There is no specific meal for Breakfast, Lunch or dinner. They eat whatever meal they want. Fried rice for breakfast, noodles for lunch and soup for dinner, or the opposite way around. My friend did tell me I shouldn't eat Som Tam (green papaya salad) for breakfast because it is too spice, I should have some bread first. I haven't seen any crusty, chewy, hard baguette style breads here, unfortunately the western influence has only brought white bread.

They don't eat with chop sticks or use a knife. Unless you're eating steak in a western style restaurant, you will be served with a fork and a spoon. Thai people eat with their spoon in the right hand, and the fork in the left.

Monday, July 25

So what's different?

One thing I might not get used to is Thai logic. I'm sure there are lots of logical Thai people out there but I'm having a hard time finding them. 


Example 1: Highways are built so that if you want to merge onto another freeway you have to go 5 miles the wrong way and make a U-turn to get to the freeway you want. 


Example 2: There are no garbage cans yet everything is served in a plastic bag, styrofoam box, or comes with a plastic wrapped straw, fork or spoon.


Example 3: Where there are sidewalks, there are no side-walkers. Sidewalks are also simultaneously bike paths, yet there are no bikers... So who does occupy the sidewalks? Motorcycles. 

It’s not uncommon to see Thais drinking water or iced tea out of plastic bags and 7/11 literally is the every-corner store (I can see 3 from my window alone). I’m need to invest in some reusable dish ware soon. A summer foreign exchange student from Hawaii told me, “first you get rich, then you worry about the environment” speaking about Thailand as a developing country. I’m not sure that makes sense to me. 


They rarely have sidewalks here and the motorcycles and cars are fearless. I don't think they have the saying that pedestrians have the right of way. I enjoy walking around, most of my adventures have been in transit to destinations. It is interesting -if smelly, dirty, and congested- to see the streets of my neighborhood. Raw meat markets where people grab what looks like livers and hearts out of bins next to grains, vegetables and the neighboring trinket stand. 


People don't walk much around here. One local explained it this way: “It’s too hot, you know? We Thai people like to take the bus or, you know, the taxi I think because this weather, you know? You walk somewhere and then too tired to do anything there and have no energy to do anything because you too hot and tired, you know? It’s better just take a bus because it’s cheap and fast, you know?”  Fast, they are.

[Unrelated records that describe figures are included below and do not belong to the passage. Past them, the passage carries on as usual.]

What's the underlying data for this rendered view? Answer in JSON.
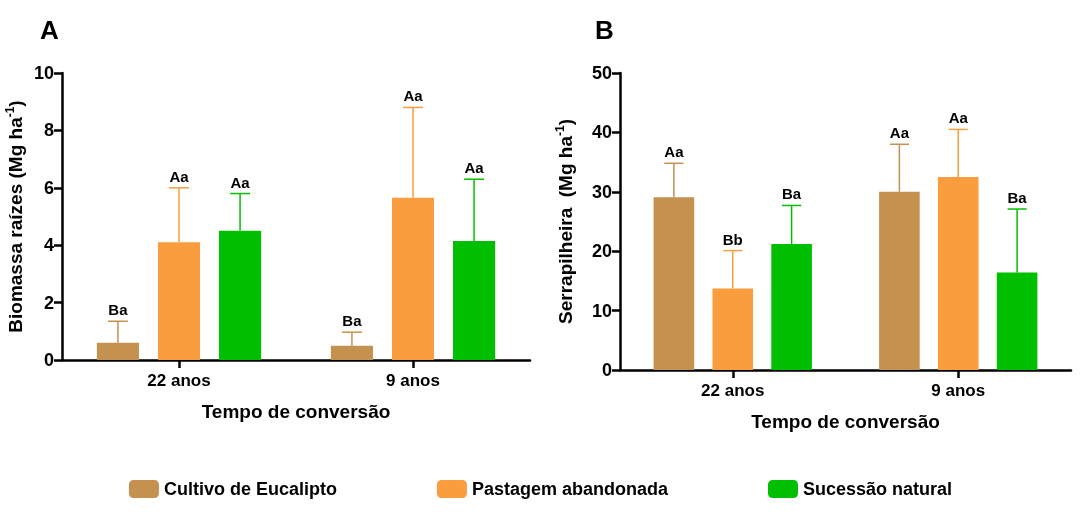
{
  "chart_data": [
    {
      "type": "bar",
      "title": "A",
      "xlabel": "Tempo de conversão",
      "ylabel": "Biomassa raízes (Mg ha$^{-1}$)",
      "categories": [
        "22 anos",
        "9 anos"
      ],
      "ylim": [
        0,
        10
      ],
      "yticks": [
        0,
        2,
        4,
        6,
        8,
        10
      ],
      "legend": "bottom",
      "series": [
        {
          "name": "Cultivo de Eucalipto",
          "color": "#c4914f",
          "values": [
            0.6,
            0.5
          ],
          "errors": [
            [
              0.6,
              1.35
            ],
            [
              0.5,
              0.97
            ]
          ]
        },
        {
          "name": "Pastagem abandonada",
          "color": "#f99d3e",
          "values": [
            4.1,
            5.65
          ],
          "errors": [
            [
              4.1,
              6.0
            ],
            [
              5.65,
              8.8
            ]
          ]
        },
        {
          "name": "Sucessão natural",
          "color": "#00bf00",
          "values": [
            4.5,
            4.15
          ],
          "errors": [
            [
              4.5,
              5.8
            ],
            [
              4.15,
              6.3
            ]
          ]
        }
      ],
      "annotations": [
        "Ba",
        "Ba",
        "Aa",
        "Aa",
        "Aa",
        "Aa"
      ]
    },
    {
      "type": "bar",
      "title": "B",
      "xlabel": "Tempo de conversão",
      "ylabel": "Serrapilheira  (Mg ha$^{-1}$)",
      "categories": [
        "22 anos",
        "9 anos"
      ],
      "ylim": [
        0,
        50
      ],
      "yticks": [
        0,
        10,
        20,
        30,
        40,
        50
      ],
      "series": [
        {
          "color": "#c4914f",
          "values": [
            29.1,
            30.0
          ],
          "errors": [
            [
              29.1,
              34.8
            ],
            [
              30.0,
              38.0
            ]
          ]
        },
        {
          "color": "#f99d3e",
          "values": [
            13.7,
            32.5
          ],
          "errors": [
            [
              13.7,
              20.1
            ],
            [
              32.5,
              40.5
            ]
          ]
        },
        {
          "color": "#00bf00",
          "values": [
            21.2,
            16.4
          ],
          "errors": [
            [
              21.2,
              27.7
            ],
            [
              16.4,
              27.1
            ]
          ]
        }
      ],
      "annotations": [
        "Aa",
        "Aa",
        "Bb",
        "Aa",
        "Ba",
        "Ba"
      ]
    }
  ]
}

I haven’t mastered the bus system but I have learned how to jump on a moving vehicle. 

Monday, July 18

I should probably write my first post now

Tomorrow I will have been in Thailand for a week.


Last Tuesday I arrived at the airport with my dad's words ringing very untrue in my head, "just walk outside and get a taxi." No, not exactly. You can't just walk outside Suvarnabhumi Airport in Bangkok and 'get a taxi.' I waited for my two suitcases after passing through a relatively short line at customs where I got my $175 multiple entry visa stamped - at this point I can't imagine ever having the guts to travel further than I already am, but I hope it will come in handy later. I grab a wheeled push cart from the stack and load up my suitcases, weekender and purse. I decide to take an escalator -flat but in the shape of a camel's humped back- down to the ground floor while trying to keep my 50LB suitcases on the cart - I failed.


After asking several traveller's booths where to find a metered taxi I end up at the tourist police counter where someone who speaks a bit of English brings me outside. I show him where my friend's apartment is by pointing on my hand drawn map; he conveys my directions to the cab driver. Everything seems to be going well. The taxi driver is eager to practice his English, asking me many questions, spouting facts about Thailand, and singing along to out of date American pop songs on the radio. My friend's apartment is only 30 miles from the airport and we've been driving for about two hours. It turns out the driver does NOT know how to get to 3J court - the little apartment my friend is staying in. 


I have always thought taxi drivers know their way around the cities they drive in best, but in Bangkok, they don't, it seems like no one does. The majority of taxi drivers come from the poor northeast and speak the least English; if you are going further than a few miles radius, you better be a good back seat driver. After a seventeen hour flight and a three and a half hour taxi ride (several pay phone calls and deep breaths included) i'm standing on solid ground.